15 aprile 2015, Marta Moriconi
Hillary Clinton? Sì grazie. A gennaio del 2016 negli Stati Uniti inizierà ufficialmente la campagna elettorale per le presidenziali con le primarie dei partiti per la scelta dei candidati. Abbiamo chiesto ad Andrea Marcigliano, giornalista e saggista, redattore di Il Nodo di Gordio ed esperto di geopolitica di tracciare per IntelligoNews il nuovo percorso democratico degli Usa. 

Presidenziali Usa, Marcigliano: 'Cosa cambierà con Hillary nella politica dei democratici'
Hillary Clinton sembra rappresentare più il partito anti-Obama della classe media che i democratici. Occhieggia ai Repubblicani? 

"Hillary non occhieggia ai Repubblicani, ma semplicemente riprende la linea dei New Democrats di Bill Clinton, molto diversa da quella del liberal Obama. Per lei è fondamentale conquistare l'elettorato intermedio, la Middle Class, da sempre oscillante tra Dem e Repubblicani. È anche l'unica possibilità che le resta per vincere, visto che la popolarità di Obama è ai minimi storici e il Partito Democratico in caduta libera. Inoltre la Clinton cercherà di andare a razziare i voti moderati visto che in campo repubblicano vi è una sorta di affollamento a destra, troppi conservatori e iper-conservatori da Marco Rubio a Scott Walker del Wisconsin, da Ted Cruz a Rand Paul. Tutti troppo conservatori o tea party per intercettare il voto moderato. Certo se scendesse in campo, come si dice, Jeb Bush le cose cambierebbero. Sarebbe un bel testa a testa". 

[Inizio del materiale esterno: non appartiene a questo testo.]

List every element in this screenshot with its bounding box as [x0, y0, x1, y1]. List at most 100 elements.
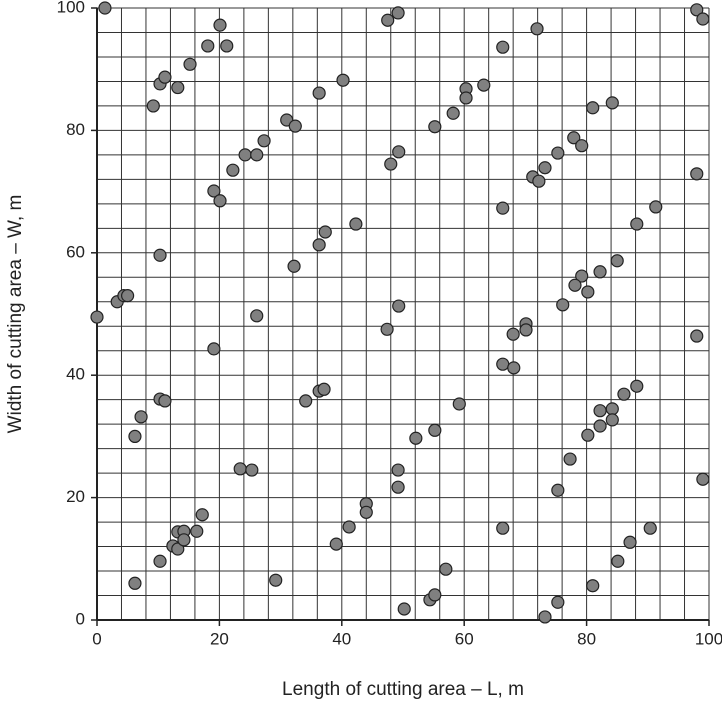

Cosa cambierà con Hillary nella politica dei democratici? E come sarà la "nuova America" con lei? 

"Hillary alla Casa Bianca probabilmente manterrebbe alcuni aspetti delle politiche sociali di Obama, in particolare la riforma sanitaria. Per il resto cambierebbe tutto. Soprattutto in politica estera. Migliorerebbero sicuramente i rapporti con Israele, anche perché gli accordi con l'Iran verrebbero rimessi in discussione. E le stesse aperture verso Cuba subirebbero una frenata. I Clinton sono da sempre appoggiati dagli esuli cubani, e poi Hillary non ha mai condiviso l'idea di Obama di disimpegnare gli States dall'America Latina. Per lei i continente meridionale continua ad essere il Giardino di Casa".